HOW BEING A FATHER FOR 10 MONTHS HAS MADE ME SOFT LIKE A BANANA—AND HARD LIKE A ROCK

“In two days, EllieRoo will be 9 months old,” I say. 

 

“10 months old,” Kate says, correcting me. 

 

I look at my watch, then look to the ceiling, thinking. Damn shit she’s right. How the months have blurred blurred blooped into here we are and the almost 10mo baby is sitting on the bed between me and Kate.

 

But “10 months old” doesn’t describe what I feel looking at her fingers and feet and eyes. What I notice. Having watched her grow, day in and day out. 

 

It’s 7:30AM and the baby is in a light blue diaper. Not the diaper she slept in. A new one. She’s shirtless and pantsless and she’s smiling and her hair is wild. This might be the first time her and Kate have woken up before me. I think it is. It’s Thursday and I cancelled my 8am class and I took the morning off from yoga, running, push ups, passive stretching, swimming, writing—anything at all that might pull me from the covers.

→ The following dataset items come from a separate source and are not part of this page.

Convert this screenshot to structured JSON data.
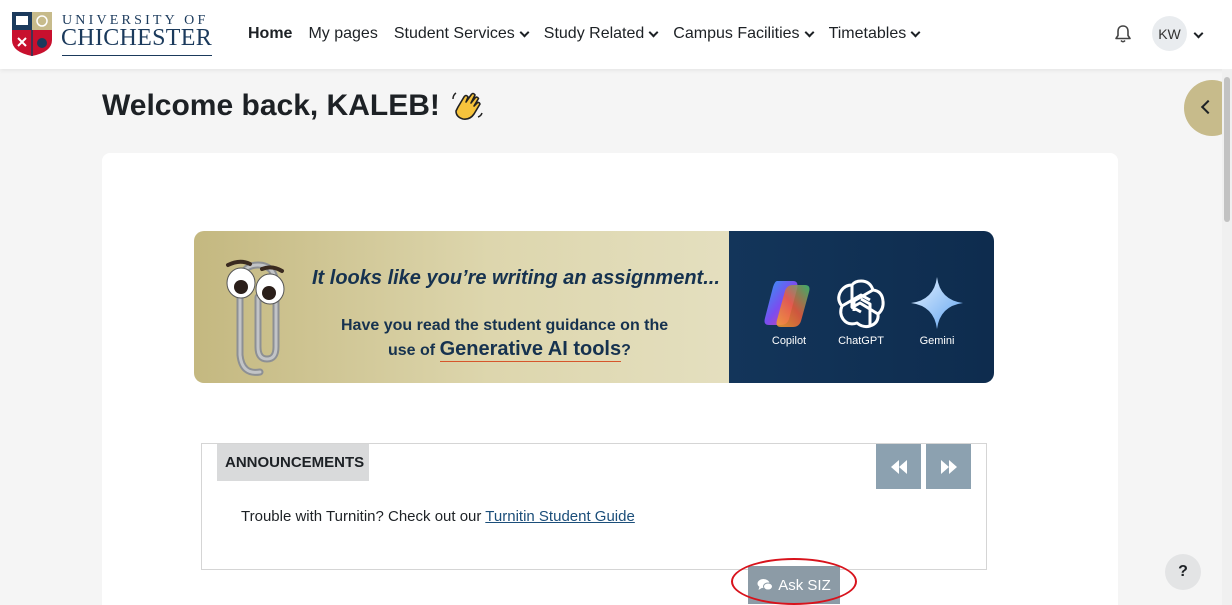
{
  "header": {
    "logo": {
      "line1": "UNIVERSITY OF",
      "line2": "CHICHESTER"
    },
    "nav": [
      {
        "label": "Home",
        "active": true,
        "dropdown": false
      },
      {
        "label": "My pages",
        "active": false,
        "dropdown": false
      },
      {
        "label": "Student Services",
        "active": false,
        "dropdown": true
      },
      {
        "label": "Study Related",
        "active": false,
        "dropdown": true
      },
      {
        "label": "Campus Facilities",
        "active": false,
        "dropdown": true
      },
      {
        "label": "Timetables",
        "active": false,
        "dropdown": true
      }
    ],
    "notifications_icon": "bell-icon",
    "user_initials": "KW"
  },
  "welcome": {
    "text": "Welcome back, KALEB!",
    "emoji_icon": "waving-hand-icon"
  },
  "banner": {
    "headline": "It looks like you’re writing an assignment...",
    "line2": "Have you read the student guidance on the",
    "line3_prefix": "use of ",
    "line3_highlight": "Generative AI tools",
    "line3_suffix": "?",
    "tools": [
      {
        "name": "Copilot",
        "icon": "copilot-icon"
      },
      {
        "name": "ChatGPT",
        "icon": "chatgpt-icon"
      },
      {
        "name": "Gemini",
        "icon": "gemini-icon"
      }
    ]
  },
  "announcements": {
    "title": "ANNOUNCEMENTS",
    "text": "Trouble with Turnitin? Check out our ",
    "link": "Turnitin Student Guide"
  },
  "ask_button": {
    "label": "Ask SIZ",
    "icon": "chat-bubbles-icon"
  },
  "help_button": {
    "label": "?"
  },
  "colors": {
    "accent_gold": "#c7bb8b",
    "navy": "#1b3a5c",
    "announcement_button": "#8ca1b0",
    "highlight_ring": "#d8131c"
  }
}
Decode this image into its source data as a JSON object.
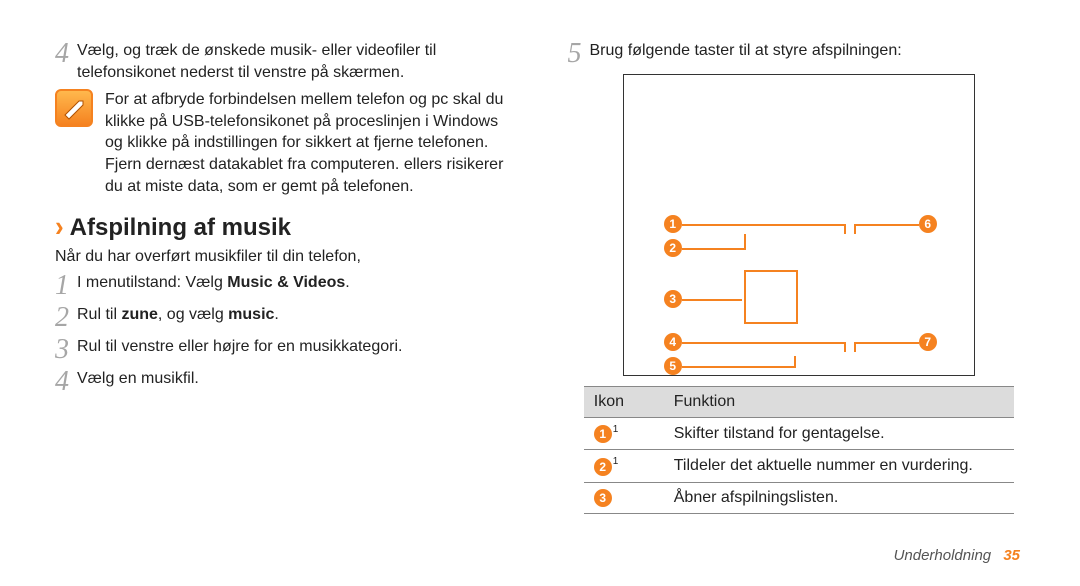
{
  "left": {
    "step4": "Vælg, og træk de ønskede musik- eller videofiler til telefonsikonet nederst til venstre på skærmen.",
    "note": "For at afbryde forbindelsen mellem telefon og pc skal du klikke på USB-telefonsikonet på proceslinjen i Windows og klikke på indstillingen for sikkert at fjerne telefonen. Fjern dernæst datakablet fra computeren. ellers risikerer du at miste data, som er gemt på telefonen.",
    "section_title": "Afspilning af musik",
    "intro": "Når du har overført musikfiler til din telefon,",
    "s1_pre": "I menutilstand: Vælg ",
    "s1_bold": "Music & Videos",
    "s1_post": ".",
    "s2_pre": "Rul til ",
    "s2_b1": "zune",
    "s2_mid": ", og vælg ",
    "s2_b2": "music",
    "s2_post": ".",
    "s3": "Rul til venstre eller højre for en musikkategori.",
    "s4": "Vælg en musikfil."
  },
  "right": {
    "step5": "Brug følgende taster til at styre afspilningen:",
    "callouts": {
      "c1": "1",
      "c2": "2",
      "c3": "3",
      "c4": "4",
      "c5": "5",
      "c6": "6",
      "c7": "7"
    },
    "table": {
      "h1": "Ikon",
      "h2": "Funktion",
      "rows": [
        {
          "n": "1",
          "fn": "1",
          "txt": "Skifter tilstand for gentagelse."
        },
        {
          "n": "2",
          "fn": "1",
          "txt": "Tildeler det aktuelle nummer en vurdering."
        },
        {
          "n": "3",
          "fn": "",
          "txt": "Åbner afspilningslisten."
        }
      ]
    }
  },
  "footer": {
    "section": "Underholdning",
    "page": "35"
  }
}
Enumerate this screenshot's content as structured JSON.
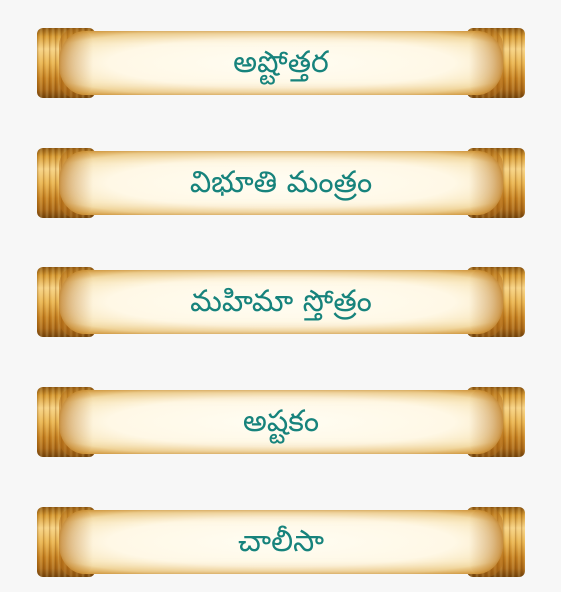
{
  "menu": {
    "items": [
      {
        "label": "అష్టోత్తర"
      },
      {
        "label": "విభూతి మంత్రం"
      },
      {
        "label": "మహిమా స్తోత్రం"
      },
      {
        "label": "అష్టకం"
      },
      {
        "label": "చాలీసా"
      }
    ]
  },
  "colors": {
    "label_text": "#17837c",
    "background": "#f7f7f7",
    "gold": "#d4962e",
    "parchment": "#fff8e6"
  }
}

It’s that point in the school year, in my life, in my week. 

 

EllieRumpa is babbling— bleach blonde hair spilling into her eyes. 

 

“10 months,” I repeat. I brush my hand across the baby’s face, kiss her on the cheek. Her skin is so soft. This is what people always say. Her skin is sooo soft. 

 

Being a father for 10 months has made me soft like a banana. Last night on the front yard grass, cuddling the baby, I had the same irresistible urge to kiss the baby’s cheeks. I make a kissing sound. MAH! I kiss her face and rest my hand on her back and wipe her hair from her eyes and bop her bottom and kiss her again, and every 20 or 30 seconds the urge to kiss her re-emerges as she climbs around and on and under my knees. And I say ick as she puts a leaf in her mouth and chews and then chokes. And I swab the leaf out of her mouth with my finger and say idk and kiss her. And all this kissing is why I say being a father for 10 months has made me soft like a banana dumpster dived from Aldi. Soft meaning I pre-baby I wouldn’t think myself capable of cuddling a baby on the front yard and kiss kiss kissing her, like who is this gentle version of myself? But here I am. Every afternoon when Kate goes to soccer we go to the front yard, and she crawls and I stretch my legs, and she climbs on me while we’re stretching and the cars drive by and I hold her as she gets tired, and then she climbs closer and clings to my shirt and reaches for my glasses, and when it’s time for a nap she rubs her fists into her eyes just like she did nine months ago and eight months ago and seven months ago. The love and touch and cuddle and kiss and hug is soft like a banana. 

 

I say she’s made me hard like a rock because I’m hyper controlling about familial relatives and the duration of their physical contact with the baby. I am—or at least I’ve been—a helicopter father. Touch for a little bit then move on. All the banana soft love has made me hard-edged and overprotective, like she might love them more than me, or that our lifetimes are so short I don’t want to share. EllieRumpa has grown so fast. Her hands have noticeably more dexterity. The twin towers of her front teeth are pulling down. I don’t know that I’ve grown up or out of this fear of losing Ellie and having to be anxious anxious anxious when grandma or grandpa or aunt or uncle comes round with arms outstretched cooing Ellie, Ellie, Ellie. Since we’re moving back to family filled Minnesota soon, I’ll find out. One month and counting.

 

I would non-qualitatively estimate that the degree and amount of my hardness mirrors and matches my softness. Equal amounts banana love and rock protectiveness. I met with a student today to discuss some writing. She said we can control how we respond to events, including traumatic events. We can respond—as we often do— with fear, or we consciously choose openness and vulnerability and banana smoothies.

 

As I follow Ellie’s eyes, it’s abundantly clear that she’s following me and Kate. What we say. What we do. She’s noticing, absorbing. How to open the refrigerator. How we talk to each other. How we kiss on the lips. How we unplug the laptop. How we fill the dog bowl with water. Mundane things, but everything day to day becomes mundane. Equally, she will (especially in the near future) begin picking up my energy toward extended family. So the question of what behavior I’m modeling for her becomes an issue, in addition to how I’m handling or coping with my own inner psychology, as well as managing key family relationships. These questions compound. Stack up on one another. Like a blackberry sitting on top of a spoon full of Fage yogurt. A lot to chew on. 

 

As a matter of writing, the student and I discussed what we learn from trauma, or shitty events. How can we make sense of shit? Of hardness? Can we undo it? Can we say it’s for the best it? Not always. What we can do, though, is accept. And we can choose how to respond. This formula is annoyingly simple. But with my experiences in the last 10 months, the simplicity strikes me as spot on. 

 

Lean into moments, Ry. Be soft like a banana. That’s what Ellie’s pre-lingual babbling seems to spell out. Ba ba ba ba.